Overview

prepare_dataset.py is a Python script that handles both downloading and filtering the chess evaluation dataset in a single pass. It streams the dataset from HuggingFace, applies quality filters, and writes the result to a clean CSV file ready for the preprocessing pipeline.

Data Source

The script downloads the mateuszgrzyb/lichess-stockfish-normalized dataset from HuggingFace using the datasets library:

dataset = load_dataset("mateuszgrzyb/lichess-stockfish-normalized", split="train")
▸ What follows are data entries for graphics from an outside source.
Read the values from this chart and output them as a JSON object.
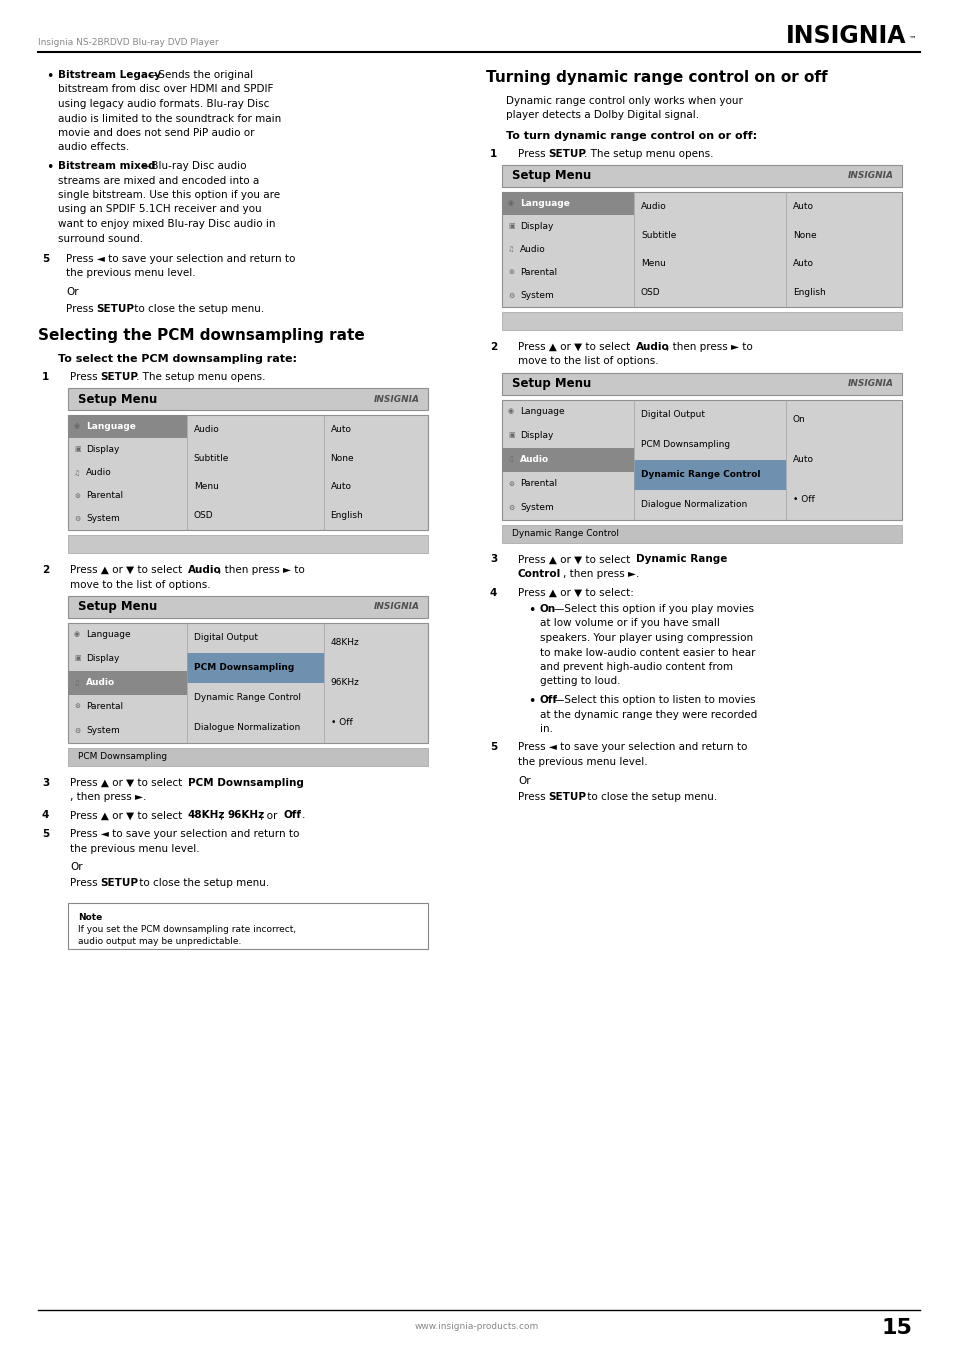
{
  "page_width": 9.54,
  "page_height": 13.51,
  "dpi": 100,
  "bg_color": "#ffffff",
  "header_text": "Insignia NS-2BRDVD Blu-ray DVD Player",
  "brand": "INSIGNIA",
  "footer_text": "www.insignia-products.com",
  "page_number": "15",
  "text_color": "#000000",
  "header_color": "#888888",
  "gray_title_bg": "#c8c8c8",
  "gray_content_bg": "#d0d0d0",
  "gray_footer_bg": "#c0c0c0",
  "col1_highlight": "#888888",
  "col2_highlight_pcm": "#7090b0",
  "col2_highlight_drc": "#7090b0"
}
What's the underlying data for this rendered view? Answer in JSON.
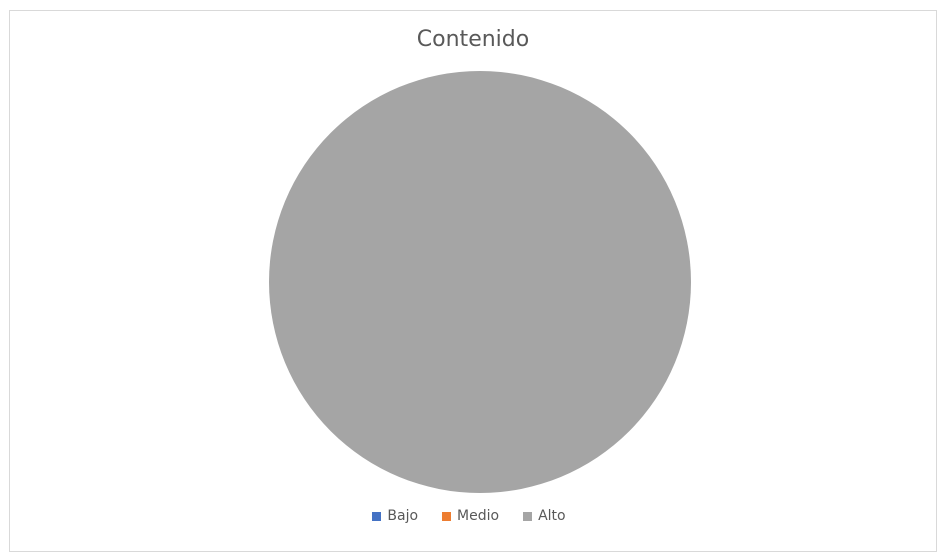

The HuggingFace library caches the dataset locally after the first download (~50 GB compressed), so subsequent runs skip the download step entirely.

Filtering

The script applies the following quality filters during processing:

Filter	Condition	Rationale
Minimum depth	depth > 10	Shallow evaluations are unreliable and add noise to training

Positions with a mate score (mate field is not null) are retained and formatted as #N (e.g. #3 for mate-in-3). All other positions use the raw centipawn value.

Output Format

The script writes a two-column CSV file:

fen,eval
rnbqkbnr/pppppppp/8/8/4P3/8/PPPP1PPP/RNBQKBNR b KQkq e3 0 1,35
r1bqkb1r/pppppppp/2n2n2/8/4P3/5N2/PPPP1PPP/RNBQKB1R w KQkq - 2 3,52
...

This CSV is the input for the C++ preprocessing binary which converts the FEN strings into packed binary feature datasets.

Depth Distribution

After processing, the script generates a histogram (depth_histogram.png) showing the distribution of evaluation depths across the filtered dataset. This helps verify that shallow evaluations were correctly removed and that the remaining data has sufficient depth.

Usage

# Install dependencies
pip install datasets tqdm matplotlib
 
# Run the script (downloads on first run, ~50 GB)
cd data
python prepare_dataset.py
 
# Output: chess_dataset.csv + depth_histogram.png

Memory Efficiency

The script processes the dataset in batches of 100,000 rows using dataset.iter(batch_size=100_000), which iterates over the memory-mapped file without loading the entire dataset into RAM. Each batch is filtered, formatted, and flushed to disk immediately, keeping memory usage constant at approximately 200-400 MB regardless of dataset size.